The Compound platform created a modern liquidity mining fever in June 2020 by distributing COMP to lenders and borrowers on the platform.
Liquidity mining is a proven mechanism for distributing tokens to network users. It also helps to decentralize the network and is a great marketing tool for growth. The main drawback is that it is not a good tool for teams that need to raise funds as part of a project launch to keep it running.
A recent example of such an outcome is the events around the yearn.finance project. The project and its founders did not have enough funds to continue development, and the community decided to issue an additional $225 million in YFI tokens.
Seeking a balance between the founders' earnings and the depth of the project's technological development is one of the dominant ideas of yearn.finance project creator Andre Cronje.
The evolution of token launch mechanisms over the past four years shows how much innovation is currently happening in the ecosystem of Ethereum and other cryptocurrencies. That said, the subsequent evolution of the industry could spur new mechanisms as the Uniswap v3 update, L2 scaling solutions, and Ethereum 2.0 are just around the corner.
In addition, modern projects can combine the mechanics of launching and distributing their tokens (SingularityDAO project, Blockbank, etc.).
However, these mechanisms are only methods, and the final result depends on the project itself.

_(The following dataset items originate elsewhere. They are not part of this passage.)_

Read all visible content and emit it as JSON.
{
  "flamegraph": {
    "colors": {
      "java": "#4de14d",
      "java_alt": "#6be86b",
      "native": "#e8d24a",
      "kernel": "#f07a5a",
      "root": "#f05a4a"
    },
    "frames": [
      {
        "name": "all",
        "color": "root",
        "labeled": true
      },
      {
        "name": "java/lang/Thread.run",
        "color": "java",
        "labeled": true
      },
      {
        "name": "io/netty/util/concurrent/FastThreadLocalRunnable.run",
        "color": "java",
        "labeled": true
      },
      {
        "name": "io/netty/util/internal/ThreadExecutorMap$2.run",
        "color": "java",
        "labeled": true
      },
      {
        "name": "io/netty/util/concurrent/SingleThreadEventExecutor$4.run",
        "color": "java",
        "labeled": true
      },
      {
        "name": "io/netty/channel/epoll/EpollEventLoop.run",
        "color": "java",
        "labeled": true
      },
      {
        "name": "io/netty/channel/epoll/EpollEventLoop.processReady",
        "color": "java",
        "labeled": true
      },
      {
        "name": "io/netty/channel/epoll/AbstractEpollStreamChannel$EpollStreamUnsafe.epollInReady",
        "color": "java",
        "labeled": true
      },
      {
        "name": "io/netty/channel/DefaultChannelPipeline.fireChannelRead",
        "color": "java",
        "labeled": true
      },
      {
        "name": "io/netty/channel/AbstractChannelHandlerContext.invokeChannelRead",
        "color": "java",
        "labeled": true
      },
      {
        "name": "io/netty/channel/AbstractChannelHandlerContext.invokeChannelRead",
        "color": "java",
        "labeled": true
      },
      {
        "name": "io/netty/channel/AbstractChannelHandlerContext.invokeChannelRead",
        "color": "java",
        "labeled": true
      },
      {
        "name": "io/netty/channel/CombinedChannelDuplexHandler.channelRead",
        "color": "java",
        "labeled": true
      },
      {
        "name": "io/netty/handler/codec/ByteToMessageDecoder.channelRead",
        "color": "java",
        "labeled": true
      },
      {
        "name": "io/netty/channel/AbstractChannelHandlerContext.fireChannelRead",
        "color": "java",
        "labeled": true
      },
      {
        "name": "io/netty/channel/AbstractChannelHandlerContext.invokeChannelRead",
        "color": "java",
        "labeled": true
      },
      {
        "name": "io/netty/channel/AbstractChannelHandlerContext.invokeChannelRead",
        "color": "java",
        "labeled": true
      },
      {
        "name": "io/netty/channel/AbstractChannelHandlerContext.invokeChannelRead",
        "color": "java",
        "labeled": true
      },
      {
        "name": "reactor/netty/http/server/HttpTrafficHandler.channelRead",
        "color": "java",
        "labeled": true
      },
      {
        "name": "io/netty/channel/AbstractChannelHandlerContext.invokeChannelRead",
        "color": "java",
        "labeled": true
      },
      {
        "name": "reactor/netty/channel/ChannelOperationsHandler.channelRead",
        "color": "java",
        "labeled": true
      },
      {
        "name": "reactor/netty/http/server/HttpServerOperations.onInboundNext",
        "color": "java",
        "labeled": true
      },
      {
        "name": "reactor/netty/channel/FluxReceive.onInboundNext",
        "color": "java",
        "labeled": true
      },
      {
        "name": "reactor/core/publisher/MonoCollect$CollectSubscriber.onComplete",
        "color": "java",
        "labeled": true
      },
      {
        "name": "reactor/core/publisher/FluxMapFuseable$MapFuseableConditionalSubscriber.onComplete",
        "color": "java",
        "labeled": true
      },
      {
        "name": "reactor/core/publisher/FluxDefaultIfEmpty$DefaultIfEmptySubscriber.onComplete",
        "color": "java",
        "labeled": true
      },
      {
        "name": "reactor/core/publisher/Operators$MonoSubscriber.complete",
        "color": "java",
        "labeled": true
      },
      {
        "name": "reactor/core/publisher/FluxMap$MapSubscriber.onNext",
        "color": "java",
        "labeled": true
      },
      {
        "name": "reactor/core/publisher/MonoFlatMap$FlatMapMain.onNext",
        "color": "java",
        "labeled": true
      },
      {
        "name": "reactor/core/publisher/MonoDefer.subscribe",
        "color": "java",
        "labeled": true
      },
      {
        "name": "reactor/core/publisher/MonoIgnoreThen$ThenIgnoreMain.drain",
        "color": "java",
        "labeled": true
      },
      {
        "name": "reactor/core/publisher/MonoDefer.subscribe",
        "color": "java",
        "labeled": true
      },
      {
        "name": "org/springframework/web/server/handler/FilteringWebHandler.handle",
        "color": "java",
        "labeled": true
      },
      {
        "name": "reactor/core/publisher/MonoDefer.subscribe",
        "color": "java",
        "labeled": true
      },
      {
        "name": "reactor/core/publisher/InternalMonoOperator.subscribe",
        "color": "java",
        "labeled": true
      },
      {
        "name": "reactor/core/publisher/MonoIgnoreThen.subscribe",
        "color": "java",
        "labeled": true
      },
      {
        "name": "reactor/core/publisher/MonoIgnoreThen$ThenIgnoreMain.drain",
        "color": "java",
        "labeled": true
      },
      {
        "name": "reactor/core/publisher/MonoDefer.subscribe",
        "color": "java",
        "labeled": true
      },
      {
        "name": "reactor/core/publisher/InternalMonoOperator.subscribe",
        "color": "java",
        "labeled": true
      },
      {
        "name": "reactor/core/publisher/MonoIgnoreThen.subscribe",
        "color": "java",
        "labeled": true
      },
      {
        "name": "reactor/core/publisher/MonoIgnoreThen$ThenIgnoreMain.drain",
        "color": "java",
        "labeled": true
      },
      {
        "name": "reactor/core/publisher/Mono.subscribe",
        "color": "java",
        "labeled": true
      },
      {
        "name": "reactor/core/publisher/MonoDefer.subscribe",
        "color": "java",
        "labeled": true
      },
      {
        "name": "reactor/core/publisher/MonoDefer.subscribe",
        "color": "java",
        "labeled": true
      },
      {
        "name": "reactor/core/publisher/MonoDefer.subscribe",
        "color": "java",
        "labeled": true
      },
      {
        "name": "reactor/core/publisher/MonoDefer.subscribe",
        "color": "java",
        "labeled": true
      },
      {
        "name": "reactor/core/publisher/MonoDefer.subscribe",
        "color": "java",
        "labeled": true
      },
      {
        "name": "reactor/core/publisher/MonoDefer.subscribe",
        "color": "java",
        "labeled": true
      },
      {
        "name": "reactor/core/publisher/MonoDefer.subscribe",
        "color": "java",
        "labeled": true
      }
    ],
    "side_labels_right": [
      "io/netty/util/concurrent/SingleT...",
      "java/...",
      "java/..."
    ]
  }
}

Dapper Labs used CoinList to launch Flow and gave its community funds at a seed round price, which led to an increase in the company's reputation. Meanwhile, Curve held a decentralized Fair Launch, but decided to do it on not the clearest and transparent terms, losing the trust of part of the community.
The success of projects still depends on an engaged community, thoughtful economics, a top-notch team, and focused development. All of these factors in and of themselves matter far more than how a project is launched.